The minimal tox version, if specified, is included in the results of tox --print-deps-to. This only works when the version requirement is satisfied (otherwise see the first point).
The recommend way to handle this is:
Run tox --no-provision provision.json --print-deps-to=... or similar.
If the command fails, install requirements from provision.json to the current environment and try again.
Note that the specified requirements are likely to contain other tox plugins and many of them might interfere with tox-current-env in an undesired way. If that is the case, the recommended way is to patch/sed such undesired plugins out of the configuration before running tox.
Other limitations and known bugs
The installed: line in the output of tox --print-deps-to/tox --print-extras-to shows irrelevant output (based on the content of the real or faked virtual environment).
Regardless of any Python flags used in the shebang of tox, the tests are invoked with sys.executable without any added flags (unless explicitly invoked with them in the commands section).
The current environment’s Python is tested for the major and minor version only. Different interpreters with the same Python version (such as CPython and PyPy) are treated as equal.
Only Linux is supported, with special emphasis on Fedora. This plugin might work on other Unix-like systems, but does not work on Microsoft Windows.
This is alpha quality software. Use it at your on your own risk. Pull requests with improvements are welcome.

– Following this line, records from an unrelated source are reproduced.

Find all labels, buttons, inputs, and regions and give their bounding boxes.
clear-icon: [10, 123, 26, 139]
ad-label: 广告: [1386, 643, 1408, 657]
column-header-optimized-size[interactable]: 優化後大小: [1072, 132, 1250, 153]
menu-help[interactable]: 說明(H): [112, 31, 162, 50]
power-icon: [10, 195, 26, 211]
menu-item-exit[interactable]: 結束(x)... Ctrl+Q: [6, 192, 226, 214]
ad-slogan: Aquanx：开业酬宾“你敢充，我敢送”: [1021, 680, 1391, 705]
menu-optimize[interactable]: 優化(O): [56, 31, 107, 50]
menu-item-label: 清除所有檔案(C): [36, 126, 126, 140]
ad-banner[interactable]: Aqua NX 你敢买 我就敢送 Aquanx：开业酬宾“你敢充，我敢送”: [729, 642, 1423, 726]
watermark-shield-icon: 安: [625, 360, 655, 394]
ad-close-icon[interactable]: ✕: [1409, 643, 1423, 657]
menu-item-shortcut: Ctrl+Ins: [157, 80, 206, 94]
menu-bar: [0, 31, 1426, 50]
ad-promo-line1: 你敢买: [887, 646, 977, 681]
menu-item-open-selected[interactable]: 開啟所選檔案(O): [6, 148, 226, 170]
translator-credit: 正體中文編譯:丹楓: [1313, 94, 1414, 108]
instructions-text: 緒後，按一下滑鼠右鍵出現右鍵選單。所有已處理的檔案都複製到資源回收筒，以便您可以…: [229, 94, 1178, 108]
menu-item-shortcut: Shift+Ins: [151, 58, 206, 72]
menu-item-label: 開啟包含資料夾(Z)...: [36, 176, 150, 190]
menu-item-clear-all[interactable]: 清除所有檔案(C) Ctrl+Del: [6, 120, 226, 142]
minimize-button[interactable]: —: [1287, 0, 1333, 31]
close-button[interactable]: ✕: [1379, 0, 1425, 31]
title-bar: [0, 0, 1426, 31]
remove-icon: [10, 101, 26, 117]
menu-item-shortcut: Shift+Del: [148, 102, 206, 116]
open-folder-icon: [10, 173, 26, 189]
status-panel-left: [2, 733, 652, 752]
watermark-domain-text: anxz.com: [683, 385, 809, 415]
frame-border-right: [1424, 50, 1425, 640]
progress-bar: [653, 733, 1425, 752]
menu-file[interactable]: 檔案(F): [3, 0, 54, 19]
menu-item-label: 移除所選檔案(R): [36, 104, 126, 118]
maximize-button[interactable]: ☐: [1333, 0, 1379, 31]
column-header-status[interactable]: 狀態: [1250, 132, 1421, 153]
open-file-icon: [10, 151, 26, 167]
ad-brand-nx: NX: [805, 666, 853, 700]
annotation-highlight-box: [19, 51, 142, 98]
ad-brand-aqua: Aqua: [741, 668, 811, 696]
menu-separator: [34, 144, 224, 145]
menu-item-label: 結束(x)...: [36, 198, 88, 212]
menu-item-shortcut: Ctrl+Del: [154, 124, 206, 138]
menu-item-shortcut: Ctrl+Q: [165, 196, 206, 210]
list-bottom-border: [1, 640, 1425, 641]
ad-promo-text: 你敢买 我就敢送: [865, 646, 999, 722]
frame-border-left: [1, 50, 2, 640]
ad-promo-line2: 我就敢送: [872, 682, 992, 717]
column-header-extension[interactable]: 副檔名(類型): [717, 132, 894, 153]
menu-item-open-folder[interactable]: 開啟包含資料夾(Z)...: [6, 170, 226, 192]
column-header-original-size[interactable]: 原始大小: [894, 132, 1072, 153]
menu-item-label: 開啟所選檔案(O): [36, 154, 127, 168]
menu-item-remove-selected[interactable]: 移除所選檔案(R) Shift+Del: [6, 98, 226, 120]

Development, issues, support
The development happens on GitHub, at the fedora-python/tox-current-env repository. You can use the issue tracker there for any discussion or send Pull Requests.
Tests
In order to run the tests, you’ll need tox and Python from 3.6 to 3.10 installed. The integration tests assume all of them are available. On Fedora, you just need to dnf install tox.
Run tox to invoke the tests.
Running tests of this plugin with its own --current-env flag will most likely blow up.
License
The tox-current-env project is licensed under the so-called MIT license, full text available in the LICENSE file.
Code of Conduct
The tox-current-env project follows the Fedora’s Code of Conduct.